Ulrich Vischer ist die Sache unangenehm. Seit die bz die Pläne des Universitätsrats bekannt gemacht hat, Teile der Basler Hochschule im Baselbiet anzusiedeln, herrscht Aufruhr. Am liebsten würde sich Vischer gar nicht mehr dazu äussern, ein Interview schlägt er aus: «Ich will der Sache nicht mehr Gewicht geben.» Er möchte wohl vor allem die Wogen glätten, denn seit vergangenem Montag machen die verschiedensten Interessensvertreter ihre Ansprüche geltend. Innerhalb einer Woche haben sich für Vischer folgende Brände entflammt, die er im Dienste der Bildung löschen soll:

Die Politik

Die politische Situation stellt den Rahmen für Vischers Ungemach. Vor allem von Baselbieter Seite wird ihm vorgeworfen, einen PR-Stunt zu zelebrieren. Der Landschaft steht eine wegweisende Abstimmung ins Haus: Mit dem Referendum der SVP gegen die Sanierung der Pensionskasse wackelt der 80-Millionen-Deal, welcher für die Uni von grösster Bedeutung ist. Der Flirt mit Liestal wird von bürgerlicher Seite als Manöver interpretiert, die Landschäftler zu umgarnen. Entsprechend reagiert die Baselbieter Bildungsdirektorin Monica Gschwind verhalten positiv: «Eine Voraussetzung dafür jedoch ist, dass die Verlagerung auch betriebswirtschaftlich zielführend ist.» Viel schwerer dürfte für Vischer, den ehemaligen Regierungsrat der Daig-Partei LDP, jedoch die Kritik aus den eigenen Reihen wiegen: LDP-Regierungskandidat Conradin Cramer sprach sich öffentlich gegen einen Standort Liestal aus.
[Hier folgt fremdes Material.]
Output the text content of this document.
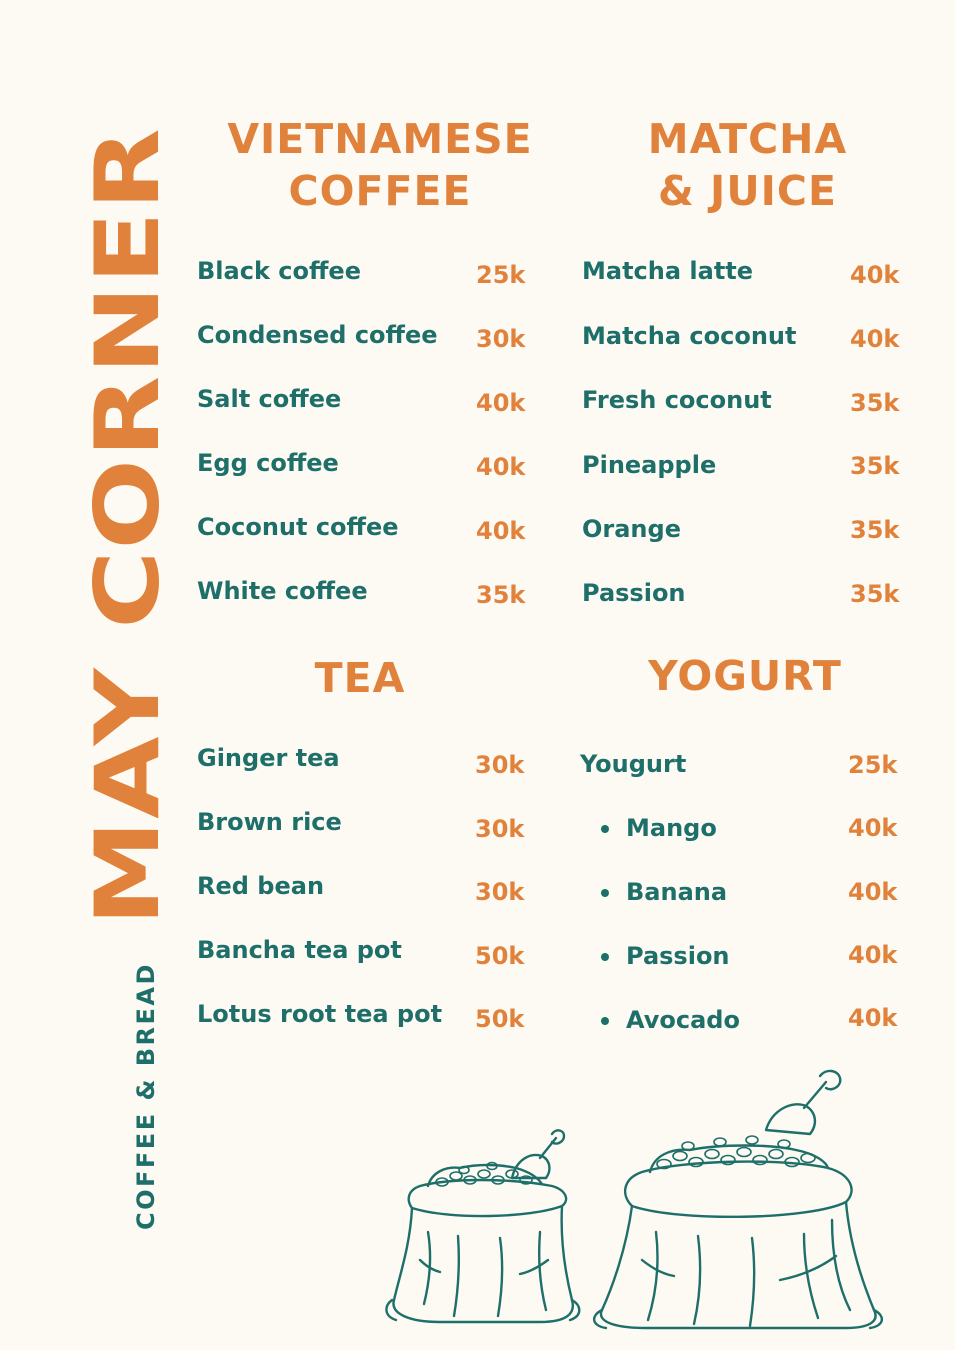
COFFEE & BREAD
MAY CORNER	VIETNAMESE
COFFEE
MATCHA
& JUICE
TEA	YOGURT
Black coffee	25k
Condensed coffee 30k
Salt coffee	40k
Egg coffee	40k
Coconut coffee	40k
White coffee	35k
Matcha latte	40k
Matcha coconut 40k
Fresh coconut	35k
Pineapple	35k
Orange	35k
Passion	35k
Ginger tea	30k
Brown rice	30k
Red bean	30k
Bancha tea pot	50k
Lotus root tea pot 50k
Yougurt	25k
Mango	40k
Banana	40k
Passion	40k
Avocado	40k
Cramer befindet sich im Wahlkampf, gegenseitige Kritik findet entsprechend unter diesen besonderen Vorzeichen statt.

Die Professoren

Als störend dürfte Vischer auch den Alleingang einiger Professoren empfinden, die beim Münchensteiner Gemeindepräsidenten Giorgio Lüthi angeklopft haben, weil sie einen Standort am Dreispitz jenem am Liestaler Bahnhof vorziehen würden. «Innerhalb der Uni beschäftigt sich eine Immobilien-Arbeitsgruppe mit dem Projekt. Ich glaube nicht, dass Dritte bessere Standorte finden», sagt Vischer. Offenbar steht dieser Aussage das Kollegium der beiden betroffenen Fakultäten mehr oder weniger geschlossen gegenüber: «Die meisten Dozenten sehen das Projekt sehr kritisch und begrüssen es, wenn Alternativen geprüft werden», sagt ein Professor, der anonym bleiben will, zur bz. Die Baselbieter Abstimmung vor Augen wäre nun aber Einigkeit Trumpf.

Die Studenten

Von ihnen war Unmut zu erwarten: den Studenten. Deshalb hat Verwaltungsdirektor Christoph Tschumi im Namen des Rektorats das Wort an sie gerichtet. Tschumi bestätigte in einer Mail an die Studenten der Fakultäten Wirtschaft und Jus noch einmal die Überlegungen der Uni: «Seit dem Umzug der Juristischen und der Wirtschaftswissenschaftlichen Fakultät an den Standort Bahnhof hat die Universität Basel immer wieder betont, dass dieser Standort nicht definitiv sei und man Alternativen prüfe.» Auch hier wird aber auf die Bremse getreten: «In diesem Zusammenhang wird – neben anderen Optionen – derzeit auch der Standort Bahnhof Liestal einer Prüfung unterzogen», heisst es weiter.

Der Vize

Genau in diesem Moment giesst Vizepräsident Klaus Endress zusätzlich Öl ins Feuer. Der Reinacher Unternehmer spricht sich weit offener als sein Präsident für eine Züglete nach Liestal aus. Damit verkompliziert sich die Lage zusätzlich. Denn nun muss Vischer nicht nur Studenten und Professoren auf eine gemeinsame Linie bringen. Jetzt muss er auch noch im allerengsten Kreis für mehr Diplomatie und Zurückhaltung sorgen. Die Lage hat sich damit für Vischer nicht verbessert.